Değerli arkadaşlar, memura, emekliye, çiftçiye bir şey verirken, yıl sonu yüzde 25 enflasyonu esas alıyorsunuz; halbuki, 1999 enflasyonu, TÜFE olarak yüzde 69'dur. Onlara haksızlık ediyorsunuz, zulmediyorsunuz. Bunu 2000 yılındaki ödemelere aktarmanız gerekir. Onların sırtından enflasyonu düşürmeye çalışıyorsunuz; ama, vatandaştan alırken, o zaman, hiç bunu dikkate almıyorsunuz. Vergi, resim ve harçlardaki artışlara bakın, Maliyenin tebliğlerini takip edin, Bakanlar Kurulunun... Hep, 1999'un enflasyonuna göre, yeniden değerleme katsayısına göre artırmışsınız; yani, vatandaştan alırken reel enflasyona göre alıyorsunuz, vatandaşa verirken, hedef olan, hayalî olan enflasyona göre ödemek istiyorsunuz. İşte, sizin çıkmazınız burada.

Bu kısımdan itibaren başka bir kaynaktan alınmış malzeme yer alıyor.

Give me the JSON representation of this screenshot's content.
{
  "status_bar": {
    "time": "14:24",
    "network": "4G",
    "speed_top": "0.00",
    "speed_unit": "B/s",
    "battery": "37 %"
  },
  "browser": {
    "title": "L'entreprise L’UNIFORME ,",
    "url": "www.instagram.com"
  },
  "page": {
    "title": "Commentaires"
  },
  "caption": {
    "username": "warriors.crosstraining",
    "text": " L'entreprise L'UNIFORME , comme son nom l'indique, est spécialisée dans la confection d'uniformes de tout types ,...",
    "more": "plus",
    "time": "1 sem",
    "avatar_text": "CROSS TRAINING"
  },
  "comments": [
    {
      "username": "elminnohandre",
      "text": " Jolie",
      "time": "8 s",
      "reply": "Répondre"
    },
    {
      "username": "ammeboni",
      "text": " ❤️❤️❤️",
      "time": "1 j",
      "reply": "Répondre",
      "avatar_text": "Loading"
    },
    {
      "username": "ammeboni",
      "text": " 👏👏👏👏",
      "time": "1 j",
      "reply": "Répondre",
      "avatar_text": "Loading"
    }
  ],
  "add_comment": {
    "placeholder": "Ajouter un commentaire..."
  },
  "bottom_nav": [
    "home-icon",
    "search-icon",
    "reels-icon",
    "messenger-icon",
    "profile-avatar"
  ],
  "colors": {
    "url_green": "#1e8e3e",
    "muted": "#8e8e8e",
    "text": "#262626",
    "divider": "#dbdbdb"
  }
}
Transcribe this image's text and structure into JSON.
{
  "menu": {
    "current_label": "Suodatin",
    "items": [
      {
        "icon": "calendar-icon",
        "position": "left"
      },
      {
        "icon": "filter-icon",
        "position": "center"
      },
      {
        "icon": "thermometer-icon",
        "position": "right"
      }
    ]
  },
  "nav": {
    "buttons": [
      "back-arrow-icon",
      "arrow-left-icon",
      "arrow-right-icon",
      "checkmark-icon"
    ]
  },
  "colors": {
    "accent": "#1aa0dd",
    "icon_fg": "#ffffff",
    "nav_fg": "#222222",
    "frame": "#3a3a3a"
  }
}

Bakın, 21 Aralık 1999'da Bakanlar Kurulunun neşrettiği bir kararname var; 13758 sayılı Bakanlar Kurulu kararı... Ne deniliyor: "Bundan sonra, esnafa ve çiftçiye, piyasa faizinden yüzde 5 yüksek faiz uygulayacağım." Halbuki, cumhuriyet hükümetleri, bugüne kadar, esnafa ve çiftçiye, hep, piyasa faizinin altında faiz uygulamıştır ki, bu düşük gelirli zümreler üretim yapabilsinler, geçinebilsinler. Siz, şimdi, IMF talimatıyla, esnafı ve çiftçiyi faizle ezeceksiniz, piyasa faizinin yüzde 5 üzerinde faiz uygulayacaksınız; Bakanlar Kururu kararı bu.

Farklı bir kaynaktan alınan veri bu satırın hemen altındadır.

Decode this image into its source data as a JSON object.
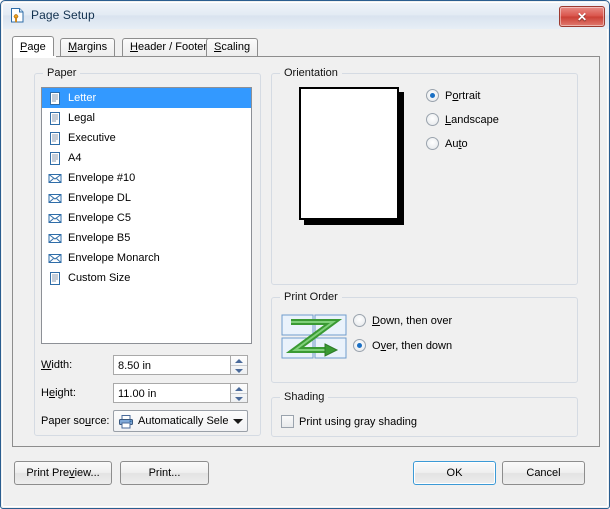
{
  "window": {
    "title": "Page Setup",
    "icon": "page-setup-icon",
    "close_label": "✕"
  },
  "tabs": [
    {
      "label": "Page",
      "accel": "P",
      "active": true
    },
    {
      "label": "Margins",
      "accel": "M",
      "active": false
    },
    {
      "label": "Header / Footer",
      "accel": "H",
      "active": false
    },
    {
      "label": "Scaling",
      "accel": "S",
      "active": false
    }
  ],
  "paper": {
    "group_title": "Paper",
    "items": [
      {
        "label": "Letter",
        "icon": "page-icon",
        "selected": true
      },
      {
        "label": "Legal",
        "icon": "page-icon",
        "selected": false
      },
      {
        "label": "Executive",
        "icon": "page-icon",
        "selected": false
      },
      {
        "label": "A4",
        "icon": "page-icon",
        "selected": false
      },
      {
        "label": "Envelope #10",
        "icon": "envelope-icon",
        "selected": false
      },
      {
        "label": "Envelope DL",
        "icon": "envelope-icon",
        "selected": false
      },
      {
        "label": "Envelope C5",
        "icon": "envelope-icon",
        "selected": false
      },
      {
        "label": "Envelope B5",
        "icon": "envelope-icon",
        "selected": false
      },
      {
        "label": "Envelope Monarch",
        "icon": "envelope-icon",
        "selected": false
      },
      {
        "label": "Custom Size",
        "icon": "page-icon",
        "selected": false
      }
    ],
    "width": {
      "label": "Width:",
      "accel": "W",
      "value": "8.50 in"
    },
    "height": {
      "label": "Height:",
      "accel": "e",
      "value": "11.00 in"
    },
    "source": {
      "label": "Paper source:",
      "accel": "u",
      "value": "Automatically Select",
      "icon": "printer-icon"
    }
  },
  "orientation": {
    "group_title": "Orientation",
    "preview": "portrait-page-preview",
    "options": [
      {
        "label": "Portrait",
        "accel": "o",
        "checked": true
      },
      {
        "label": "Landscape",
        "accel": "L",
        "checked": false
      },
      {
        "label": "Auto",
        "accel": "t",
        "checked": false
      }
    ]
  },
  "print_order": {
    "group_title": "Print Order",
    "icon": "print-order-z-icon",
    "options": [
      {
        "label": "Down, then over",
        "accel": "D",
        "checked": false
      },
      {
        "label": "Over, then down",
        "accel": "v",
        "checked": true
      }
    ]
  },
  "shading": {
    "group_title": "Shading",
    "checkbox": {
      "label": "Print using gray shading",
      "accel": "g",
      "checked": false
    }
  },
  "buttons": {
    "print_preview": {
      "label": "Print Preview...",
      "accel": "v"
    },
    "print": {
      "label": "Print...",
      "accel": ""
    },
    "ok": {
      "label": "OK",
      "default": true
    },
    "cancel": {
      "label": "Cancel",
      "default": false
    }
  },
  "colors": {
    "selection_blue": "#3399ff",
    "title_text": "#12314f",
    "accent_green": "#3a9a33",
    "close_red": "#cb3f35",
    "focus_blue": "#3c9ad6"
  }
}
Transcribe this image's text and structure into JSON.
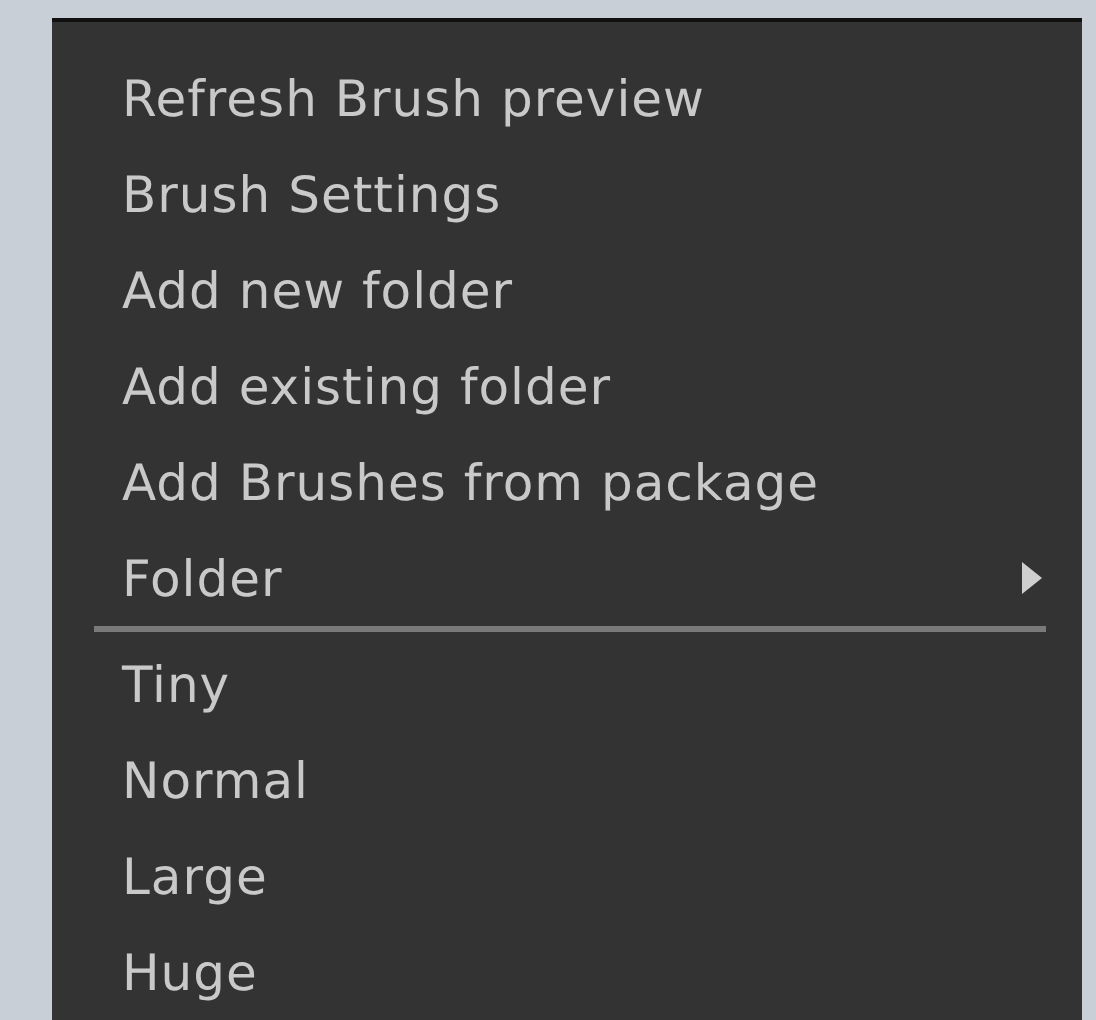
{
  "context_menu": {
    "items": [
      {
        "label": "Refresh Brush preview",
        "kind": "action"
      },
      {
        "label": "Brush Settings",
        "kind": "action"
      },
      {
        "label": "Add new folder",
        "kind": "action"
      },
      {
        "label": "Add existing folder",
        "kind": "action"
      },
      {
        "label": "Add Brushes from package",
        "kind": "action"
      },
      {
        "label": "Folder",
        "kind": "submenu"
      }
    ],
    "size_items": [
      {
        "label": "Tiny",
        "kind": "action"
      },
      {
        "label": "Normal",
        "kind": "action"
      },
      {
        "label": "Large",
        "kind": "action"
      },
      {
        "label": "Huge",
        "kind": "action"
      }
    ]
  }
}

Ayrıca, yine o kararnamede, 2000 yılında esnafa ve çiftçiye vereceğiniz kredileri, 1999’da verdiğiniz kredinin yüzde 55’i ile sınırlandırıyorsunuz. 2000 yılındaki TEFE ortalamasını da dikkate alırsanız, aslında yüzde 38’e düşürüyorsunuz; yani, üçte 1'e düşürüyorsunuz, daha kolay anlaşılması için söylüyorum; yani, 1999’da çiftçiye ve esnafa kredi olarak, hacim olarak 3 vermişseniz, bunu 1'e düşürüyorsunuz; faizleri de piyasa faizlerinin 5 puan üstüne çıkarıyorsunuz. Yani, ben diyorum ki, siz, çiftçiyi ve esnafı IMF’nin ipiyle asacaksınız, gücünüz yeterse.

Değerli arkadaşlar, tabiî, enflasyon hedefi şimdiye kadar -Anasol-D’nin de ve DSP’nin de, Anasol-M’nin de- hiç tutmadı. İşte ocak ayında gördük, şimdi şubat ayında da göreceğiz. Siz, tabiî, milleti böyle hayalî hedeflerle oyalıyorsunuz. Bakın, daha dün ve öbürkü gün, Hazine ihalelerinde, 12 aylık vadeli borçlanmalar yüzde 48 ve bunlar ne zaman ödenecek; 12 ay vadeli olarak, 2001 yılının şubat ayında ödenecek. Hani, 2001 yılında enflasyon yüzde 10’a düşecekti? Siz yüzde 48 faizi nasıl ödeyeceksiniz? Reel olarak yüzde 38 faiz ödeyeceksiniz demektir. Söyler misiniz, bu tablodan nasıl çıkacaksınız? Bakın, tekrar faizler yükselmeye başladı, repo faizleri yüzde 52’ye yükseldi. Onun için, bu hayali hedeflerle, lütfen milleti oyalamayın.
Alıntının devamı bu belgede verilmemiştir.